“What hurts me the most is knowing the person who raped me had done it intentionally. He was aware of me not wanting to have sex with him. He hung around with most of my friends, he wanted to befriend me and I told him if he wanted to be friend with me he needed to stop being creepy toward me and making it clear that he wanted to sleep with me. I made it clear to him that “I will never fuck you, you will never fuck me, nothing like that will happen, you have a girlfriend”.
I believe that not just any guy, but any human would back off when someone doesn’t want to have sex with you. Even when you tell a dog to keep away from you, the dog will do so. The day he raped me, just 3 hours earlier I told him the same thing again “I will never fuck you, you will never fuck me, nothing like that will happen, plus you have a girlfriend” and I told him to stay away from me.
After it happened, I was confused. How is it even possible for me not to know what happened? I remember going to bed and waking up, but I don’t recall giving him consent to do that. I didn’t invite him to my room. I am still confused today. I found what he did to me because he sent me a Snapchat message to tell me what he did to me. I cried and still crying right now, because he raped me to hurt me for the rest of my life. He raped me to prove me the opposite of what I said to him. He raped because I rejected him, confronted him and he would have still raped even if I didn’t say anything to him.

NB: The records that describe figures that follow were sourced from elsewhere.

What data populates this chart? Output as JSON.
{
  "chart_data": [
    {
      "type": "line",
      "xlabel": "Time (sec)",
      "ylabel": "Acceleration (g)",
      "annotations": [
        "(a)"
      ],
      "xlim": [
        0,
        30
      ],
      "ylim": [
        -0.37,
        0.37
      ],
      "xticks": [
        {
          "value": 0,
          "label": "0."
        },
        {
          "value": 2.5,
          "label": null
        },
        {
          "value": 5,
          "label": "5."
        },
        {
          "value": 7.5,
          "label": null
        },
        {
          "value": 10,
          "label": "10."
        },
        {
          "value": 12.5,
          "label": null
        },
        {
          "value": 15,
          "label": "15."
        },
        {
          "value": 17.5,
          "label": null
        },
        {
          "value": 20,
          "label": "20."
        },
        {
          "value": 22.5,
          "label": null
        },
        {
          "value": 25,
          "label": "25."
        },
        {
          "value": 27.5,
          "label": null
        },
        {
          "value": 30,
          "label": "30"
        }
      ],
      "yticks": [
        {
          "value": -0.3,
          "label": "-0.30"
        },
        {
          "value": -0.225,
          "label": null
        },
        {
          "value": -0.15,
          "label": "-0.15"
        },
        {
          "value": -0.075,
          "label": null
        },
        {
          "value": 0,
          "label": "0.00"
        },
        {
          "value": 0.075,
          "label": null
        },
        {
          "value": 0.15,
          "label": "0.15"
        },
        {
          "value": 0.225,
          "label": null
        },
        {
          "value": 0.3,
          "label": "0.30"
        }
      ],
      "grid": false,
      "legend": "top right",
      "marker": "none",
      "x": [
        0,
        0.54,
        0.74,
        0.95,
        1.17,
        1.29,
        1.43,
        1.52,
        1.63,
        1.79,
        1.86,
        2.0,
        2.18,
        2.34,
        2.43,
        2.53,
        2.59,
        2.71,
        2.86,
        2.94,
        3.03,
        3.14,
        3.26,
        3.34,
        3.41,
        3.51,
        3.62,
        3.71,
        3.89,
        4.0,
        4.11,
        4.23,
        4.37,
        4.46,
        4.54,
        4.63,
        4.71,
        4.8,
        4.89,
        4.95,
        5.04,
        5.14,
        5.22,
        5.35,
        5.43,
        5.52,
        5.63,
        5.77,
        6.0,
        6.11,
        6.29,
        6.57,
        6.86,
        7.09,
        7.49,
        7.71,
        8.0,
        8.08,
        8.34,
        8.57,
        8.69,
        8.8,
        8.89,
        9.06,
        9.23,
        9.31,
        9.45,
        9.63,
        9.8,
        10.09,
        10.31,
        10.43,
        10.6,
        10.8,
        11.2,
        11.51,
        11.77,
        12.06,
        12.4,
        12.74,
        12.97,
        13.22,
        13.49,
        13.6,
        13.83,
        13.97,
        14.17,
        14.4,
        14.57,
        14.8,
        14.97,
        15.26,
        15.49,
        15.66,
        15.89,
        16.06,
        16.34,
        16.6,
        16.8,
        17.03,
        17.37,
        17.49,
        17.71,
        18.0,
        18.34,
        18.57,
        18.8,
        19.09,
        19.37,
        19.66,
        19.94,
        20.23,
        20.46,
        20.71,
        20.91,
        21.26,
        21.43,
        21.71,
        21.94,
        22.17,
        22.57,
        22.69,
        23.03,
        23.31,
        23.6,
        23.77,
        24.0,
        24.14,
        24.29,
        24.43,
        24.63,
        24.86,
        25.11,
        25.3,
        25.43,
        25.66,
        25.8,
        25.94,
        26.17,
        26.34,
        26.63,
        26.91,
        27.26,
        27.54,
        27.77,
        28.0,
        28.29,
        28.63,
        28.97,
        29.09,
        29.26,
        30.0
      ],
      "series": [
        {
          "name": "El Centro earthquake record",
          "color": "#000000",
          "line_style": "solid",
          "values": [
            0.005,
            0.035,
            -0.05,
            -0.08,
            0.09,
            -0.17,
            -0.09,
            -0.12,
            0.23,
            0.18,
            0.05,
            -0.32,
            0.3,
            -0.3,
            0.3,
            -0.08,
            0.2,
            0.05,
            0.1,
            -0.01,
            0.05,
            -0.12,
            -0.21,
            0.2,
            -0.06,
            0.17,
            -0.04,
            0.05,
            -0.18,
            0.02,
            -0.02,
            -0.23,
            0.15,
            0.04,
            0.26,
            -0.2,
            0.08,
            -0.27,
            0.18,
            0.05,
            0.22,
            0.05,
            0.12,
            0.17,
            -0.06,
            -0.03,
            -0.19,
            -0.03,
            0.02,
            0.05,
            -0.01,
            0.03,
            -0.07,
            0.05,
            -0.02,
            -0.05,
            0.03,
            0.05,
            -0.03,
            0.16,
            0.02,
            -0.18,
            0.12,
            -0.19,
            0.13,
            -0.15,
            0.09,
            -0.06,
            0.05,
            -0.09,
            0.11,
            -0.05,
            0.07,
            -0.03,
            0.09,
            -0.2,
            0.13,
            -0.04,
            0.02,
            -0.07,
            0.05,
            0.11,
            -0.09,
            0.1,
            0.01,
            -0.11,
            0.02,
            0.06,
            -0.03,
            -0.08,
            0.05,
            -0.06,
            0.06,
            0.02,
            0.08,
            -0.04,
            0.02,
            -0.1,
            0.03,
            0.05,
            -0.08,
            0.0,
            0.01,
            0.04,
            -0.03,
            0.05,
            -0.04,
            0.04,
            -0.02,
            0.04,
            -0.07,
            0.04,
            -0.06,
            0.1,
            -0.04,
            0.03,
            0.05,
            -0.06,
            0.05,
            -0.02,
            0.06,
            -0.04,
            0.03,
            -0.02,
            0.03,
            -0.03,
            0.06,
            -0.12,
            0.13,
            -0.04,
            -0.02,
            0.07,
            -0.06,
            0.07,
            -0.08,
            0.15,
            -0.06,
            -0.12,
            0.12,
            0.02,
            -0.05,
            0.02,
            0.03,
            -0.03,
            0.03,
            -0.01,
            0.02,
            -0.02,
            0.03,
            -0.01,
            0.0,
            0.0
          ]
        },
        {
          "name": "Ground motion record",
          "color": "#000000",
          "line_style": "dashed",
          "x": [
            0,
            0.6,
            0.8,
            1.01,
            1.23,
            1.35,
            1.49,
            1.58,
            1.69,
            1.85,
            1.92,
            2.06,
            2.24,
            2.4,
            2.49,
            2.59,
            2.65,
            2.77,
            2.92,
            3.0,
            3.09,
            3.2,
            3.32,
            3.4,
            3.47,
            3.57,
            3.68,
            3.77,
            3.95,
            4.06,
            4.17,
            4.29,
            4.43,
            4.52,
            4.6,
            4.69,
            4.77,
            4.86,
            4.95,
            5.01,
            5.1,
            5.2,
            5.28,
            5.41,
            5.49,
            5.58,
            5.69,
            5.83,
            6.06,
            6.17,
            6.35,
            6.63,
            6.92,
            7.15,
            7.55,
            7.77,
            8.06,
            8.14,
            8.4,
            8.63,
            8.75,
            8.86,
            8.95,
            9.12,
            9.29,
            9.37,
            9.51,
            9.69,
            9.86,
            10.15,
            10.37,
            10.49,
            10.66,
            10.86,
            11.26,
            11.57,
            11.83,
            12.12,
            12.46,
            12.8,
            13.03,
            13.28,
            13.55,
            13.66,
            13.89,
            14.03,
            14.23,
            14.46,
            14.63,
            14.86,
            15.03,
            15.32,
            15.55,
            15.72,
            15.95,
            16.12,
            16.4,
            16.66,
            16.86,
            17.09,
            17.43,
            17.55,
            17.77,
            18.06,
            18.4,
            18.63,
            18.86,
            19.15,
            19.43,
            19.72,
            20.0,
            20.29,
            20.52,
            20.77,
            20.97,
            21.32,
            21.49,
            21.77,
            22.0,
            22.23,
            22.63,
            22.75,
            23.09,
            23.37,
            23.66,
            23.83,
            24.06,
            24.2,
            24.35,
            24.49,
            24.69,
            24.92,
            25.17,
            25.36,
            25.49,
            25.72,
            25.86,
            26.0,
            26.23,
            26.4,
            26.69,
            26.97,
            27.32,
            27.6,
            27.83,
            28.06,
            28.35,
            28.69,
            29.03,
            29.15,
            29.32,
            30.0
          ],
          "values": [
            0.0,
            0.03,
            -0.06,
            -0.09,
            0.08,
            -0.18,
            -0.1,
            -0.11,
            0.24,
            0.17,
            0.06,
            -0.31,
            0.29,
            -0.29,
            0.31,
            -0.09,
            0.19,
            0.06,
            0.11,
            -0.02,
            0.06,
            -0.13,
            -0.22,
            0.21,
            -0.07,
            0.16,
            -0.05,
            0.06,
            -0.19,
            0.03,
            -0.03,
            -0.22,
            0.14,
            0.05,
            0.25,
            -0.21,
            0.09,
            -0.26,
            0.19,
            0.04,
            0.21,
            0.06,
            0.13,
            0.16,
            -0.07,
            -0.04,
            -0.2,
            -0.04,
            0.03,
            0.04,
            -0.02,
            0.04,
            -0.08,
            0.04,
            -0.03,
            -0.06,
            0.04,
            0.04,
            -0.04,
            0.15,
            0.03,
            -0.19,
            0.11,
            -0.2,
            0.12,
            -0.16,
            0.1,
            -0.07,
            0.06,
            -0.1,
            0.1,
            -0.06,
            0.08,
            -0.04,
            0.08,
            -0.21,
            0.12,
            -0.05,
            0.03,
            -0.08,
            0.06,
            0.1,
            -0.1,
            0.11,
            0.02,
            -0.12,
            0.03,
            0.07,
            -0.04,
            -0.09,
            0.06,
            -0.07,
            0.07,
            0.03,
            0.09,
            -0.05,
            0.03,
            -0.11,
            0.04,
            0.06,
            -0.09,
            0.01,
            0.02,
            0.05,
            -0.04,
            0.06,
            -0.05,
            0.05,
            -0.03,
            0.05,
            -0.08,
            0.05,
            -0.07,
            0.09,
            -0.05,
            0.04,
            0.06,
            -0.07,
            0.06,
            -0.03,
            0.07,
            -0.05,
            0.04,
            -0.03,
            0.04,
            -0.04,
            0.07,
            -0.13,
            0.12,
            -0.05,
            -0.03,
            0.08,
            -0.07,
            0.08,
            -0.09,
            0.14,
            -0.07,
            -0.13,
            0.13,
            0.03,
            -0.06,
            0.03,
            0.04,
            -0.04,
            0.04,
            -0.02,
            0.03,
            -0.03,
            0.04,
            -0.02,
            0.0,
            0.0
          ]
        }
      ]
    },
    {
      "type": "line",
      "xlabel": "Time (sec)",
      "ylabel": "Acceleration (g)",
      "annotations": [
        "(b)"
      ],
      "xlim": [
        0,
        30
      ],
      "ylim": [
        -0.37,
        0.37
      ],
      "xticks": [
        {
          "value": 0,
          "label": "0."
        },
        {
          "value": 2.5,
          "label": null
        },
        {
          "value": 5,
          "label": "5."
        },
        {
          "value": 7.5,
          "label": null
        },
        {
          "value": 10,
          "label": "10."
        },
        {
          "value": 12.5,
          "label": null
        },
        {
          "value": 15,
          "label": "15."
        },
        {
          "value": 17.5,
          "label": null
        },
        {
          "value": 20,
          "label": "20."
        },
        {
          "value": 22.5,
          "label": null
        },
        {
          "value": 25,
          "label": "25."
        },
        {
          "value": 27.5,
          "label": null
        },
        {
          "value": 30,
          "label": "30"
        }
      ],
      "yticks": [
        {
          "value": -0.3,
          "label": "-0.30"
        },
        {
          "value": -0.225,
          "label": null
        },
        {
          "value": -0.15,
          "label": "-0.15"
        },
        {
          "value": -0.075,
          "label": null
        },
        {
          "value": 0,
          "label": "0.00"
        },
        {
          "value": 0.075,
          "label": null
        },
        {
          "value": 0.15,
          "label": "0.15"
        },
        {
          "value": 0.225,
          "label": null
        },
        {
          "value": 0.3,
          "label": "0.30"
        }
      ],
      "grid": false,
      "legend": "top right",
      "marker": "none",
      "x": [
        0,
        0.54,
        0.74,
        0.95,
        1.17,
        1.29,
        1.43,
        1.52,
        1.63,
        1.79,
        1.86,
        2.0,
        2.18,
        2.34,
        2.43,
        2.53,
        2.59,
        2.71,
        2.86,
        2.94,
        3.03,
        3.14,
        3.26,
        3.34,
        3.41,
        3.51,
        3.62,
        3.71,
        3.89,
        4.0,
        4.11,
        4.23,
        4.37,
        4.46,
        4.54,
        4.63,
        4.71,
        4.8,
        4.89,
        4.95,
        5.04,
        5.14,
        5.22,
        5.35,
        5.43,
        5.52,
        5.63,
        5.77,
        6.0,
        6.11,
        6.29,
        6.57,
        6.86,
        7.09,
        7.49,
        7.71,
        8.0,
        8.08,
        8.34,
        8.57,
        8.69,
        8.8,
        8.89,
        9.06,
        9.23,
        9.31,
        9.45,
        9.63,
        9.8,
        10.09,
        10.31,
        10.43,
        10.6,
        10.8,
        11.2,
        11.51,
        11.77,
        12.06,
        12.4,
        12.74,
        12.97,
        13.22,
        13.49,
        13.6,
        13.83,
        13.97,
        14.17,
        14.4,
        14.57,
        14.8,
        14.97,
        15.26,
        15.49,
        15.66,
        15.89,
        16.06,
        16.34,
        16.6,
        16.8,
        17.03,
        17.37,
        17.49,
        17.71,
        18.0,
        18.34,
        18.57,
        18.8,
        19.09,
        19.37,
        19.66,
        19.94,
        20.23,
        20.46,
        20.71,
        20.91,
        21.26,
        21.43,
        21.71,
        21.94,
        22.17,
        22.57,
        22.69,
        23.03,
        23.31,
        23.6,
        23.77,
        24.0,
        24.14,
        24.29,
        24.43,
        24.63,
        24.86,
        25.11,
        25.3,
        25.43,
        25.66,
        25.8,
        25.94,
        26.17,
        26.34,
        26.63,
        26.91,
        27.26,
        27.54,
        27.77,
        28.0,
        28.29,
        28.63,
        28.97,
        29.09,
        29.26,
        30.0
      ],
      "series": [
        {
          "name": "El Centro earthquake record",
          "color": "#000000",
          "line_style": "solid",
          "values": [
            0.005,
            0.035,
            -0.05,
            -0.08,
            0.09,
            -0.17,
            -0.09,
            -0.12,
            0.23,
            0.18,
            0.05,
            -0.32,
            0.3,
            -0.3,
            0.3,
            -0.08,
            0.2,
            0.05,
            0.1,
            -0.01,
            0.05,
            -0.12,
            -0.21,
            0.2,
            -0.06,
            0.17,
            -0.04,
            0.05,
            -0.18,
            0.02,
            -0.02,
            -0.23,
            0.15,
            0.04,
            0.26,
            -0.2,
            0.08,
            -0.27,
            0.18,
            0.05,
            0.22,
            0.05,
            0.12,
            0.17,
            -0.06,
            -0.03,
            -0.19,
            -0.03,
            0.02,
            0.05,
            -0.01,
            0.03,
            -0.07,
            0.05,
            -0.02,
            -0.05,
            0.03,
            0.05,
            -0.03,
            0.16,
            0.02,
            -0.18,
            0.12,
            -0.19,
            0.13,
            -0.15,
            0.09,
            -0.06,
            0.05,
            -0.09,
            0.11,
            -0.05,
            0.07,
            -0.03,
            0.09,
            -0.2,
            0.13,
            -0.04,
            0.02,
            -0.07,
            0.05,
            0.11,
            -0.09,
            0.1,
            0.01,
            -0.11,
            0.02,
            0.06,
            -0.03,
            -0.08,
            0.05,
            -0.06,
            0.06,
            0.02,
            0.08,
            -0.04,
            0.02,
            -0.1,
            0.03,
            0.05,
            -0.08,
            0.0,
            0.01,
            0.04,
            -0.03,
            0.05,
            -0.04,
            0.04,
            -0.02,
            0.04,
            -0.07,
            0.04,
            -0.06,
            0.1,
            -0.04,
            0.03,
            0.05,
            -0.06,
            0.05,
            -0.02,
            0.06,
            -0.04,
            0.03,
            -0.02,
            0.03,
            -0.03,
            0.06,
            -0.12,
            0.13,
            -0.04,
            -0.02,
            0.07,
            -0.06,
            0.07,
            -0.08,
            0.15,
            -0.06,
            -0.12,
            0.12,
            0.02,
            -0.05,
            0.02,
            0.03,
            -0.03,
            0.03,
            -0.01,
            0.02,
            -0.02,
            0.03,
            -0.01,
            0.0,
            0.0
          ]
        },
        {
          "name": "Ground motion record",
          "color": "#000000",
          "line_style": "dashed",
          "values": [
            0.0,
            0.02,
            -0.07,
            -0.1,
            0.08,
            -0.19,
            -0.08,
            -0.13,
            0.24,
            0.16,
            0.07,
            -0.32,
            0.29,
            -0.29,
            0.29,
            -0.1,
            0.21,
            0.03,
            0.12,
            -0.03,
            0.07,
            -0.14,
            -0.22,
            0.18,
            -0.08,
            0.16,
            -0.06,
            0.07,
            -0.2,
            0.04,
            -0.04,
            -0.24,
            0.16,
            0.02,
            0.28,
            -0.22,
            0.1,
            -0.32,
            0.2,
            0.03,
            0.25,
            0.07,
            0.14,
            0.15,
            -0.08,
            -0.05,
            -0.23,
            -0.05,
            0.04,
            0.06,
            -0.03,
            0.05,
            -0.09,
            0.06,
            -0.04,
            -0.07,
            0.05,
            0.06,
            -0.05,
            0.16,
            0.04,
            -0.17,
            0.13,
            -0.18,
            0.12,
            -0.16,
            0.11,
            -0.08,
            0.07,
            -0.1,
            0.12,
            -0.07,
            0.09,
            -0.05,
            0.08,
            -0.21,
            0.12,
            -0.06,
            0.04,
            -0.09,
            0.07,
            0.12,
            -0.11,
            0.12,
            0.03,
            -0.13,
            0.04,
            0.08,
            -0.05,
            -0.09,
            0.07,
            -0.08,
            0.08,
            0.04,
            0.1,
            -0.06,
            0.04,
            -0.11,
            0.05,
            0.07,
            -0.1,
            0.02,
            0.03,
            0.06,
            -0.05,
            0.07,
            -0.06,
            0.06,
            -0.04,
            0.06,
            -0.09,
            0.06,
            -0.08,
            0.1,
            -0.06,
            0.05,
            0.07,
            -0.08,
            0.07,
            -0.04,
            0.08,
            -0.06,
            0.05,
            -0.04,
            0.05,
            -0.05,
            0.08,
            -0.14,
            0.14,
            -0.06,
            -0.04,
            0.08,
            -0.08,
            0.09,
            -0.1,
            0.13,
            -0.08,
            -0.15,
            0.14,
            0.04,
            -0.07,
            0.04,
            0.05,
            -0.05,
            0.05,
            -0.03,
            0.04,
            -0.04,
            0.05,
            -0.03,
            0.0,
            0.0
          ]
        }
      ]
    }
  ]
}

“I found out what he did to me because he sent me a Snapchat message…he raped me”
Before I used to think that rape was about sex, that rapists raped because they were desperate. And what happened to me made me realise rape isn’t about sex, it’s more about violence, power, control and humiliation. If my rapist was that desperate to have sex, and I said NO when he asked so many times he could have probably backed off and asked someone else who was willing to have sex with him. But he didn’t back off when I said NO so many times. Instead, he raped me while I was unconscious in my bed.
All that I want is for him to give me an explanation of why he did that. But I know that I will never get the answer of what I am looking for.”